A Igreja Universal do Reino de Deus, liderada pelo bispo Edir Macedo, pressionou o governo brasileiro e usou sua influência no Congresso nas últimas semanas em busca de apoio político para tentar solucionar os conflitos em Angola envolvendo a direção brasileira da denominação e religiosos locais.
Em junho, bispos e pastores da Universal no país romperam com a cúpula da igreja, assumiram o controle dos templos e expulsaram os colegas brasileiros.
O presidente Jair Bolsonaro, o ministro das Relações Exteriores, Ernesto Araújo, o embaixador do Brasil em Angola, Paulino Franco de Carvalho Neto, e representantes do Congresso têm assumido posições em defesa da Universal.
A igreja afirma que pastores brasileiros foram agredidos e colocados para fora de suas casas, e 65 de seus missionários no país estariam sofrendo ameaças.
Por outro lado, os angolanos acusaram a direção brasileira da IURD - em um manifesto assinado por 320 bispos e pastores - de supostos crimes como evasão de divisas, expatriação ilícita de capital, racismo, discriminação, abuso de autoridade e imposição da prática de vasectomia aos pastores.
Os rebelados dizem totalizar 362 dos 464 pastores em atividade em Angola - enquanto a Universal afirma que seriam "ex-seguidores" - e afirmam ter o controle de 220 dos cerca de 300 templos da igreja no país.
A IURD diz que 30 templos foram tomados. Em uma nota, a igreja definiu os opositores da direção brasileira como um grupo de religiosos "desvinculados da instituição por práticas e desvio de condutas morais e, em alguns casos, criminosas e contrárias aos princípios cristãos exigidos de um ministro de culto".
Bolsonaro enviou uma carta, na segunda-feira (13/07), ao seu colega presidente de Angola, João Lourenço, manifestando preocupação com os acontecimentos no país e pedindo o aumento de proteção aos brasileiros.
"Meu apelo a Vossa Excelência é para que, sem prejuízo dos trâmites judiciais, com seu tempo próprio, se aumente a proteção de membros da IURD, a fim de garantir sua integridade física e material e a restituição de propriedades e moradias, enquanto prosseguem as deliberações nas instâncias pertinentes", reivindicou Bolsonaro.
O deputado federal e filho do presidente Eduardo Bolsonaro (PSL-SP) postou a carta no Twitter, reforçando o pedido.
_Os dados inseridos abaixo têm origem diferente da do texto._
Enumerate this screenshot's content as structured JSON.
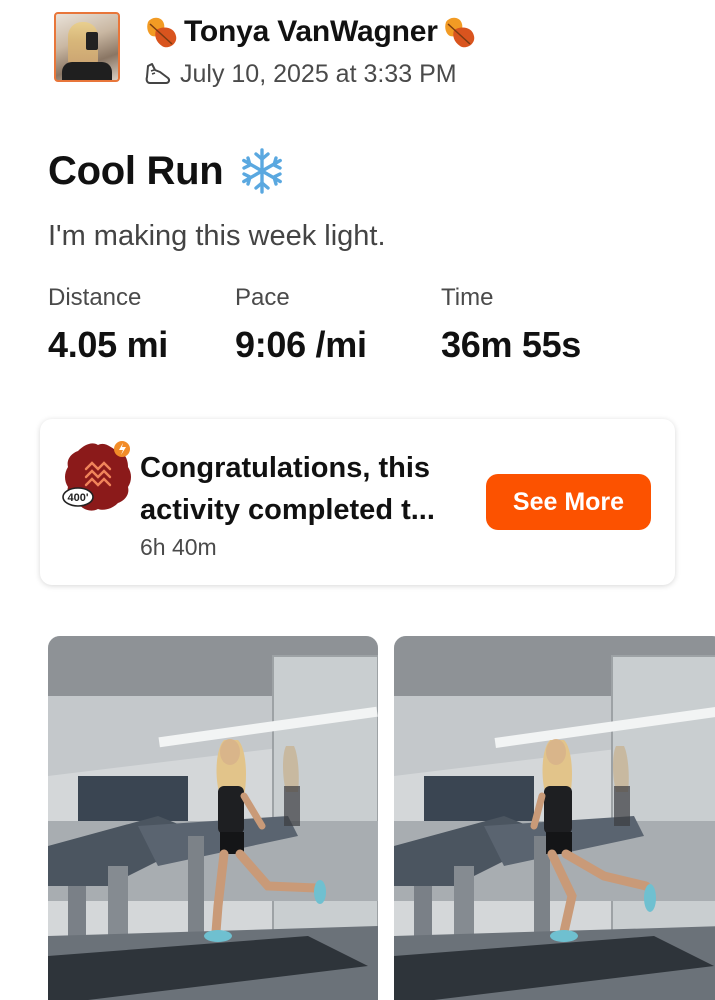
{
  "header": {
    "athlete_name": "Tonya VanWagner",
    "date": "July 10, 2025 at 3:33 PM",
    "icons": {
      "name_decoration": "autumn-leaf-icon",
      "activity_type": "run-shoe-icon"
    }
  },
  "activity": {
    "title": "Cool Run",
    "title_icon": "snowflake-icon",
    "description": "I'm making this week light."
  },
  "stats": [
    {
      "label": "Distance",
      "value": "4.05 mi"
    },
    {
      "label": "Pace",
      "value": "9:06 /mi"
    },
    {
      "label": "Time",
      "value": "36m 55s"
    }
  ],
  "achievement_card": {
    "badge_text": "400'",
    "message": "Congratulations, this activity completed t...",
    "time_ago": "6h 40m",
    "button_label": "See More"
  },
  "photos": [
    "treadmill-run-photo",
    "treadmill-run-photo"
  ],
  "colors": {
    "accent": "#fc5200",
    "badge_red": "#8b1a1a",
    "text": "#111111",
    "muted": "#4a4a4a"
  }
}
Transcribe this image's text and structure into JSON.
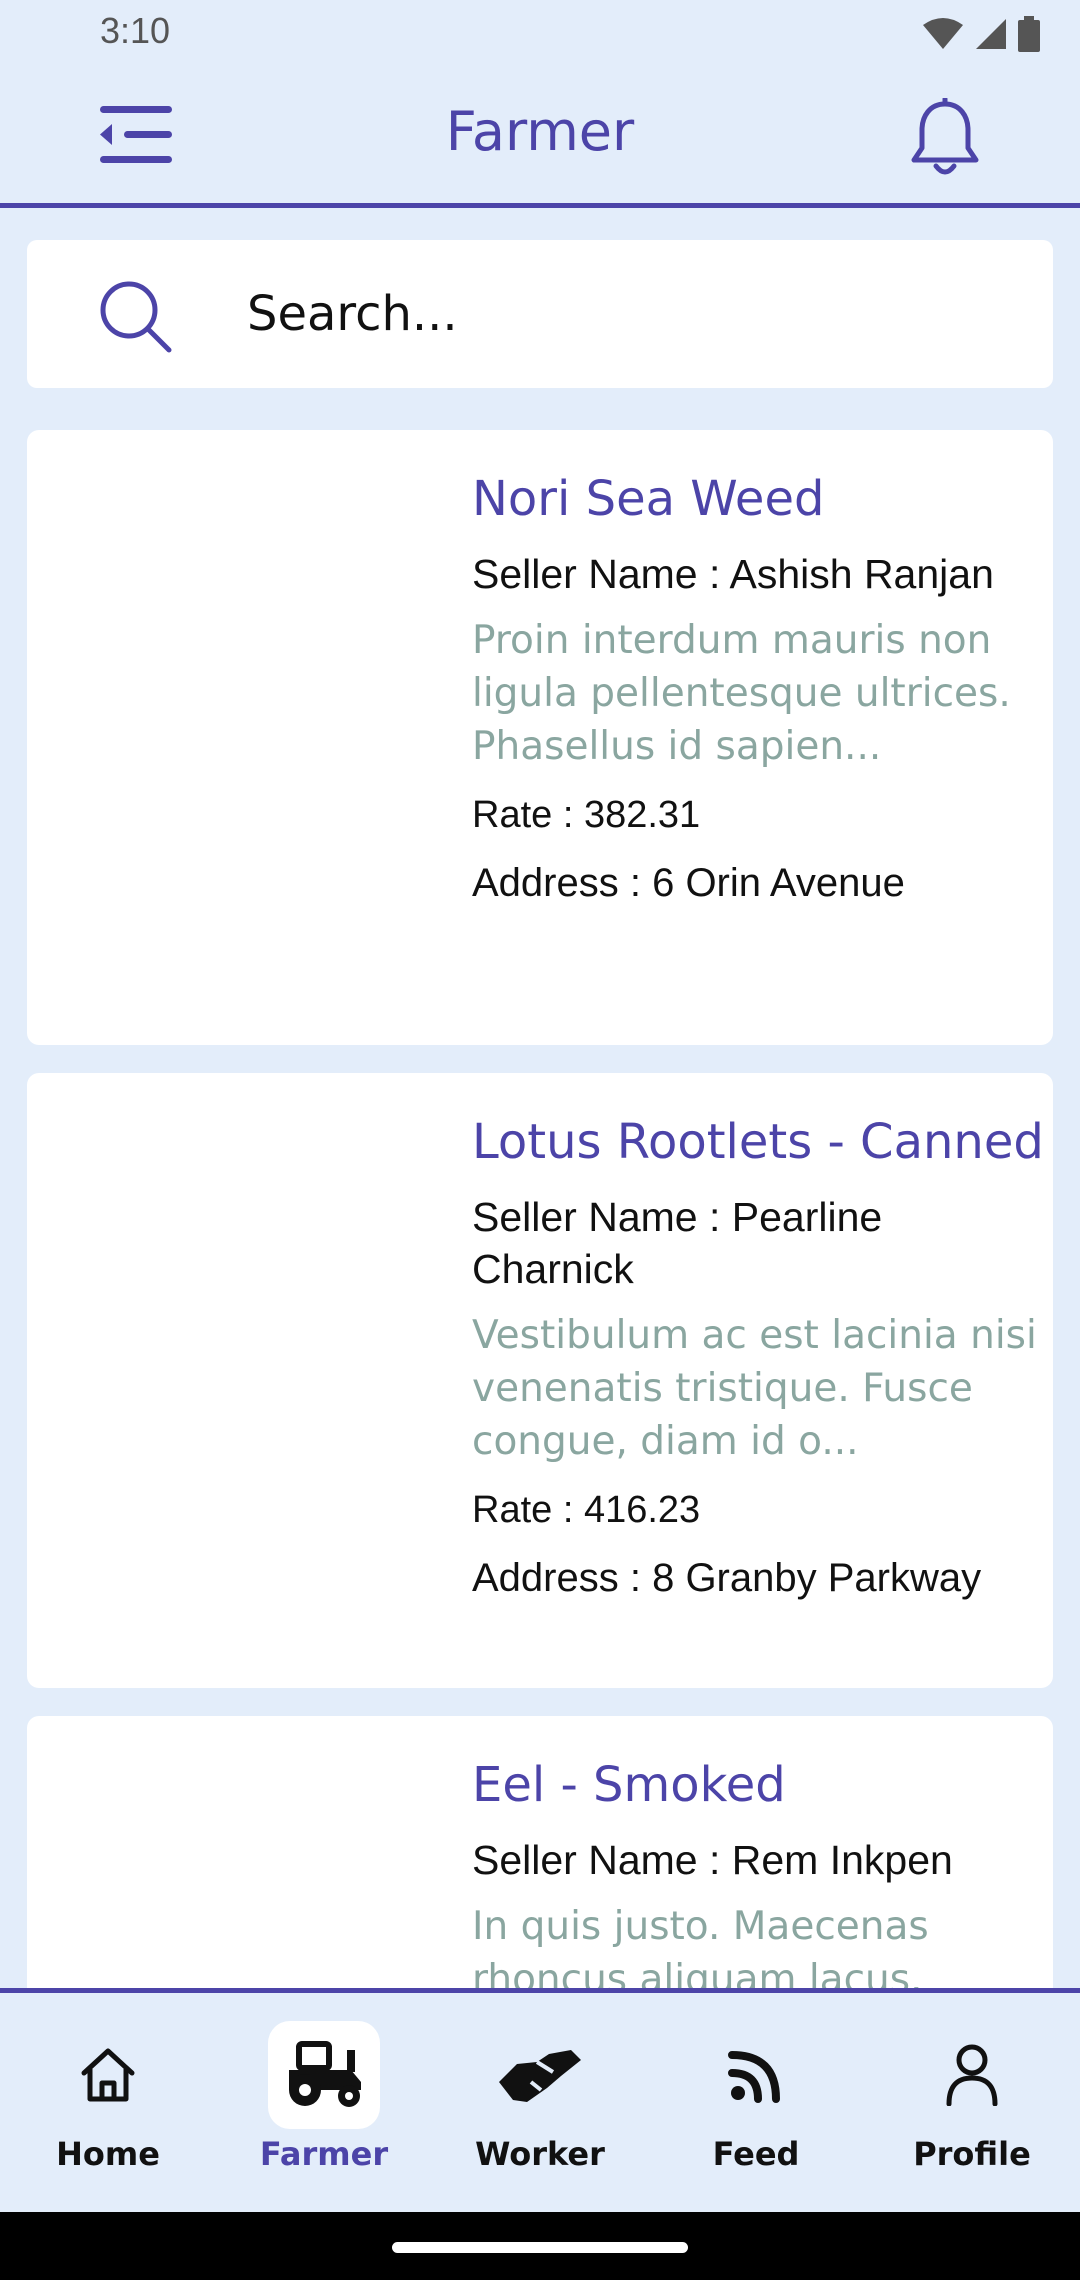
{
  "status_bar": {
    "time": "3:10"
  },
  "header": {
    "title": "Farmer"
  },
  "search": {
    "placeholder": "Search..."
  },
  "products": [
    {
      "title": "Nori Sea Weed",
      "seller": "Seller Name : Ashish Ranjan",
      "description": "Proin interdum mauris non ligula pellentesque ultrices. Phasellus id sapien...",
      "rate": "Rate : 382.31",
      "address": "Address : 6 Orin Avenue"
    },
    {
      "title": "Lotus Rootlets - Canned",
      "seller": "Seller Name : Pearline Charnick",
      "description": "Vestibulum ac est lacinia nisi venenatis tristique. Fusce congue, diam id o...",
      "rate": "Rate : 416.23",
      "address": "Address : 8 Granby Parkway"
    },
    {
      "title": "Eel - Smoked",
      "seller": "Seller Name : Rem Inkpen",
      "description": "In quis justo. Maecenas rhoncus aliquam lacus. Morbi...",
      "rate": "",
      "address": ""
    }
  ],
  "bottom_nav": {
    "items": [
      {
        "label": "Home",
        "icon": "home-icon",
        "active": false
      },
      {
        "label": "Farmer",
        "icon": "tractor-icon",
        "active": true
      },
      {
        "label": "Worker",
        "icon": "handshake-icon",
        "active": false
      },
      {
        "label": "Feed",
        "icon": "rss-icon",
        "active": false
      },
      {
        "label": "Profile",
        "icon": "user-icon",
        "active": false
      }
    ]
  },
  "colors": {
    "accent": "#4c44a8",
    "background": "#e3edfa",
    "description": "#8aa6a0"
  }
}
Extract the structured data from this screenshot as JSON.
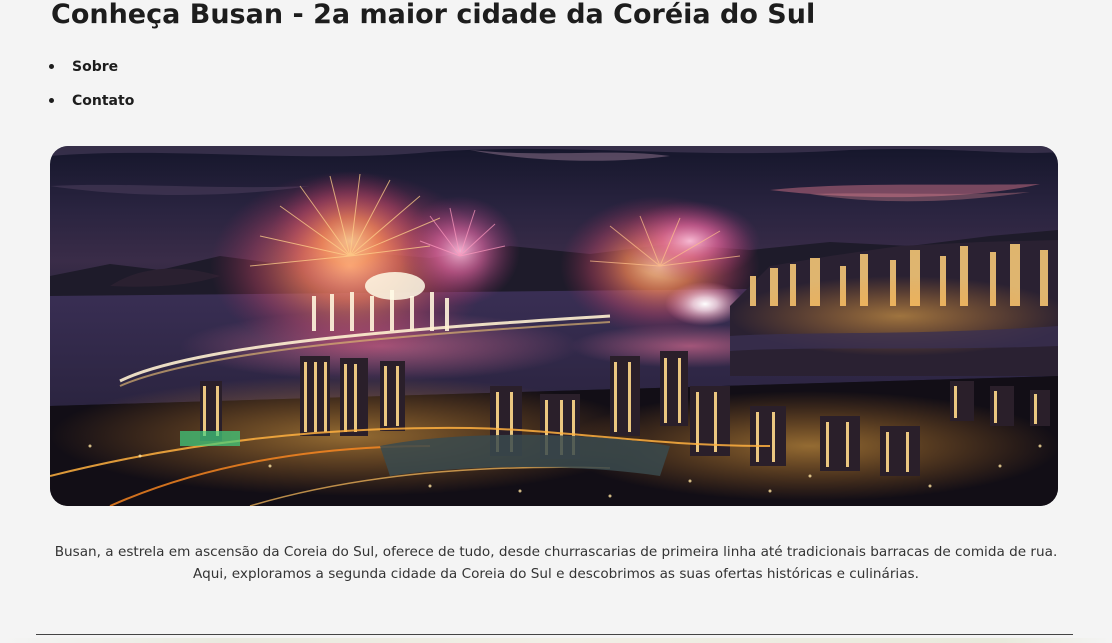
{
  "header": {
    "title": "Conheça Busan - 2a maior cidade da Coréia do Sul"
  },
  "nav": {
    "items": [
      {
        "label": "Sobre"
      },
      {
        "label": "Contato"
      }
    ]
  },
  "intro": {
    "line1": "Busan, a estrela em ascensão da Coreia do Sul, oferece de tudo, desde churrascarias de primeira linha até tradicionais barracas de comida de rua.",
    "line2": "Aqui, exploramos a segunda cidade da Coreia do Sul e descobrimos as suas ofertas históricas e culinárias."
  }
}
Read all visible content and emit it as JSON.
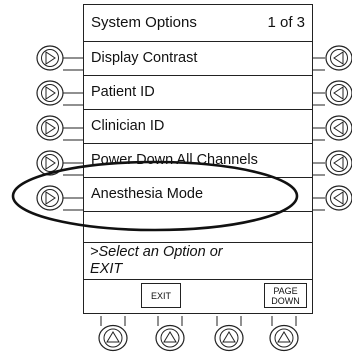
{
  "header": {
    "title": "System Options",
    "page_indicator": "1 of 3"
  },
  "options": [
    {
      "label": "Display Contrast"
    },
    {
      "label": "Patient ID"
    },
    {
      "label": "Clinician ID"
    },
    {
      "label": "Power Down All Channels"
    },
    {
      "label": "Anesthesia Mode"
    }
  ],
  "prompt": ">Select an Option or\nEXIT",
  "softkeys": {
    "exit": "EXIT",
    "page_down": "PAGE\nDOWN"
  },
  "icons": {
    "left_buttons": "play-right-icon",
    "right_buttons": "play-left-icon",
    "bottom_buttons": "play-up-icon"
  }
}
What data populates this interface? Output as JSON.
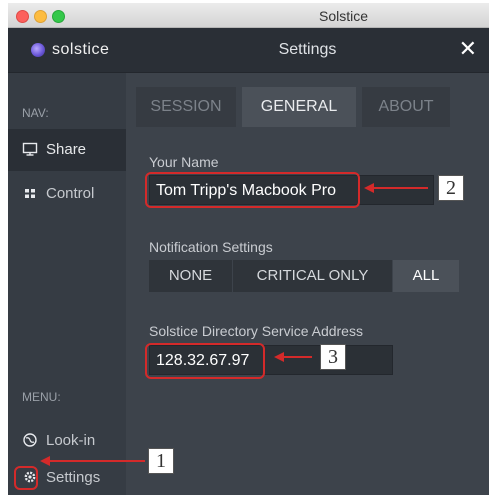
{
  "window": {
    "title": "Solstice"
  },
  "logo": {
    "text": "solstice"
  },
  "sidebar": {
    "nav_label": "NAV:",
    "nav_items": [
      {
        "label": "Share",
        "icon": "monitor-icon"
      },
      {
        "label": "Control",
        "icon": "grid-icon"
      }
    ],
    "menu_label": "MENU:",
    "menu_items": [
      {
        "label": "Look-in",
        "icon": "globe-icon"
      },
      {
        "label": "Settings",
        "icon": "gear-icon"
      }
    ]
  },
  "header": {
    "title": "Settings",
    "close": "✕"
  },
  "tabs": [
    {
      "label": "SESSION"
    },
    {
      "label": "GENERAL",
      "active": true
    },
    {
      "label": "ABOUT"
    }
  ],
  "general": {
    "name_label": "Your Name",
    "name_value": "Tom Tripp's Macbook Pro",
    "notif_label": "Notification Settings",
    "notif_options": [
      "NONE",
      "CRITICAL ONLY",
      "ALL"
    ],
    "notif_selected": "ALL",
    "dir_label": "Solstice Directory Service Address",
    "dir_value": "128.32.67.97"
  },
  "annotations": {
    "one": "1",
    "two": "2",
    "three": "3"
  },
  "colors": {
    "highlight": "#d42a2a",
    "sidebar_bg": "#363c44",
    "main_bg": "#3d434b",
    "active_tab": "#4b5159"
  }
}
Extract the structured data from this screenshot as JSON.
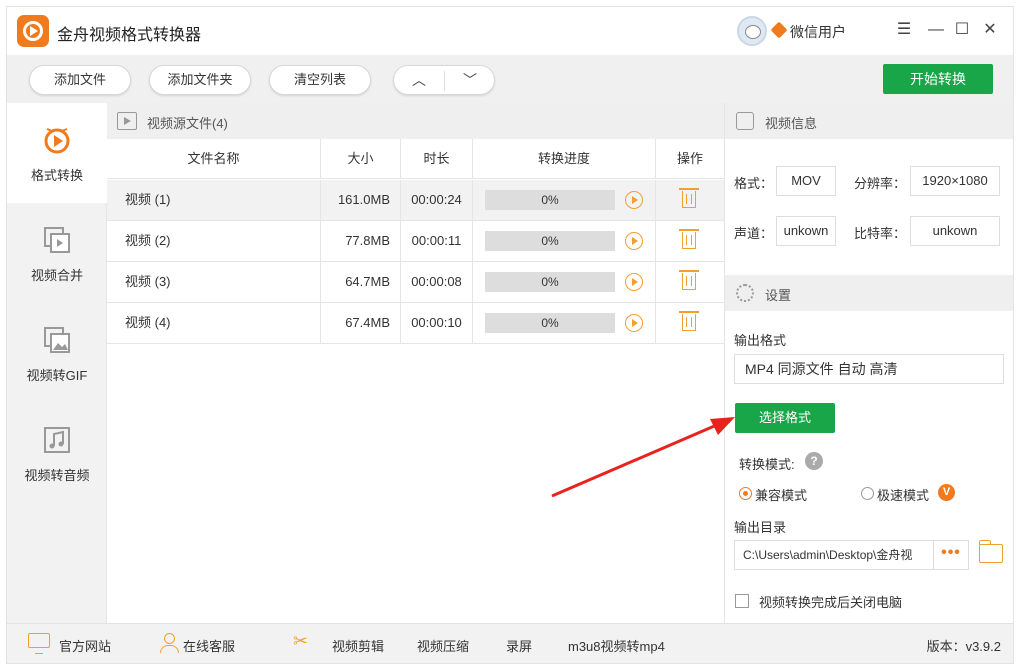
{
  "app": {
    "title": "金舟视频格式转换器",
    "user_name": "微信用户"
  },
  "window_controls": {
    "menu": "☰",
    "minimize": "—",
    "maximize": "☐",
    "close": "✕"
  },
  "toolbar": {
    "add_file": "添加文件",
    "add_folder": "添加文件夹",
    "clear_list": "清空列表",
    "move_up": "︿",
    "move_down": "﹀",
    "start": "开始转换"
  },
  "sidebar": {
    "items": [
      {
        "label": "格式转换",
        "icon": "format-convert-icon",
        "active": true
      },
      {
        "label": "视频合并",
        "icon": "video-merge-icon",
        "active": false
      },
      {
        "label": "视频转GIF",
        "icon": "video-to-gif-icon",
        "active": false
      },
      {
        "label": "视频转音频",
        "icon": "video-to-audio-icon",
        "active": false
      }
    ]
  },
  "files": {
    "header": "视频源文件(4)",
    "columns": [
      "文件名称",
      "大小",
      "时长",
      "转换进度",
      "操作"
    ],
    "rows": [
      {
        "name": "视频 (1)",
        "size": "161.0MB",
        "duration": "00:00:24",
        "progress": "0%",
        "selected": true
      },
      {
        "name": "视频 (2)",
        "size": "77.8MB",
        "duration": "00:00:11",
        "progress": "0%",
        "selected": false
      },
      {
        "name": "视频 (3)",
        "size": "64.7MB",
        "duration": "00:00:08",
        "progress": "0%",
        "selected": false
      },
      {
        "name": "视频 (4)",
        "size": "67.4MB",
        "duration": "00:00:10",
        "progress": "0%",
        "selected": false
      }
    ]
  },
  "video_info": {
    "header": "视频信息",
    "format_label": "格式：",
    "format_value": "MOV",
    "resolution_label": "分辨率：",
    "resolution_value": "1920×1080",
    "channel_label": "声道：",
    "channel_value": "unkown",
    "bitrate_label": "比特率：",
    "bitrate_value": "unkown"
  },
  "settings": {
    "header": "设置",
    "output_format_label": "输出格式",
    "output_format_value": "MP4 同源文件 自动 高清",
    "choose_format": "选择格式",
    "mode_label": "转换模式:",
    "help": "?",
    "mode_compat": "兼容模式",
    "mode_fast": "极速模式",
    "vip_badge": "V",
    "output_dir_label": "输出目录",
    "output_dir_value": "C:\\Users\\admin\\Desktop\\金舟视",
    "browse": "•••",
    "shutdown_label": "视频转换完成后关闭电脑"
  },
  "bottom": {
    "official_site": "官方网站",
    "online_service": "在线客服",
    "video_edit": "视频剪辑",
    "video_compress": "视频压缩",
    "screen_record": "录屏",
    "m3u8": "m3u8视频转mp4",
    "version": "版本：v3.9.2"
  },
  "colors": {
    "accent_orange": "#f07a1e",
    "green": "#19a649",
    "annotation_red": "#e8231e"
  }
}
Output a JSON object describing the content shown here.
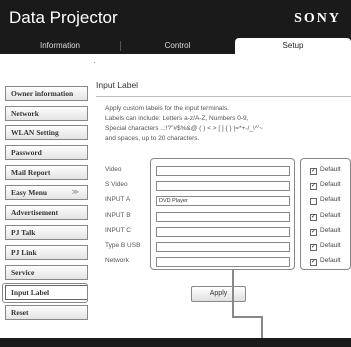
{
  "header": {
    "title": "Data Projector",
    "brand": "SONY"
  },
  "tabs": [
    {
      "label": "Information"
    },
    {
      "label": "Control"
    },
    {
      "label": "Setup"
    }
  ],
  "subnav": {
    "dot": "·"
  },
  "sidebar": {
    "items": [
      {
        "label": "Owner information"
      },
      {
        "label": "Network"
      },
      {
        "label": "WLAN Setting"
      },
      {
        "label": "Password"
      },
      {
        "label": "Mail Report"
      },
      {
        "label": "Easy Menu",
        "caret": "≫"
      },
      {
        "label": "Advertisement"
      },
      {
        "label": "PJ Talk"
      },
      {
        "label": "PJ Link"
      },
      {
        "label": "Service"
      },
      {
        "label": "Input Label"
      },
      {
        "label": "Reset"
      }
    ]
  },
  "main": {
    "title": "Input Label",
    "description": [
      "Apply custom labels for the input terminals.",
      "Labels can include: Letters a-z/A-Z, Numbers 0-9,",
      "Special characters ..:!?\"#$%&@ ( ) < > [ ] { } |=*+-/_\\^'~",
      "and spaces, up to 20 characters."
    ],
    "rows": [
      {
        "label": "Video",
        "value": "",
        "checked": true,
        "check_label": "Default"
      },
      {
        "label": "S Video",
        "value": "",
        "checked": true,
        "check_label": "Default"
      },
      {
        "label": "INPUT A",
        "value": "DVD Player",
        "checked": false,
        "check_label": "Default"
      },
      {
        "label": "INPUT B",
        "value": "",
        "checked": true,
        "check_label": "Default"
      },
      {
        "label": "INPUT C",
        "value": "",
        "checked": true,
        "check_label": "Default"
      },
      {
        "label": "Type B USB",
        "value": "",
        "checked": true,
        "check_label": "Default"
      },
      {
        "label": "Network",
        "value": "",
        "checked": true,
        "check_label": "Default"
      }
    ],
    "apply_label": "Apply",
    "check_mark": "✓"
  }
}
PERSEGUIÇÃO A PASTORES DA UNIVERSAL EM ANGOLA
Por trás das agressões e expulsões há tb o desrespeito à liberdade religiosa, de imprensa e direitos humanos. Esperamos que as autoridades angolanas resolvam eventuais conflitos de maneira civilizada. @recordtvoficial @jornaldarecord pic.twitter.com/qlyIvvlLtl
— Eduardo Bolsonaro🇧🇷 (@BolsonaroSP) July 13, 2020
Uma comissão de senadores e deputados brasileiros deverá visitar Angola no início do próximo mês para pedir ao governo local que seja garantida no país a "reciprocidade de tratamento" a cidadãos brasileiros, tal como os angolanos usufruem no Brasil.
Viagem de parlamentares
O senador Major Olímpio (PSL-SP), membro da Comissão de Relações Exteriores do Senado, entende que os direitos de brasileiros ligados à igreja estariam sendo desrespeitados.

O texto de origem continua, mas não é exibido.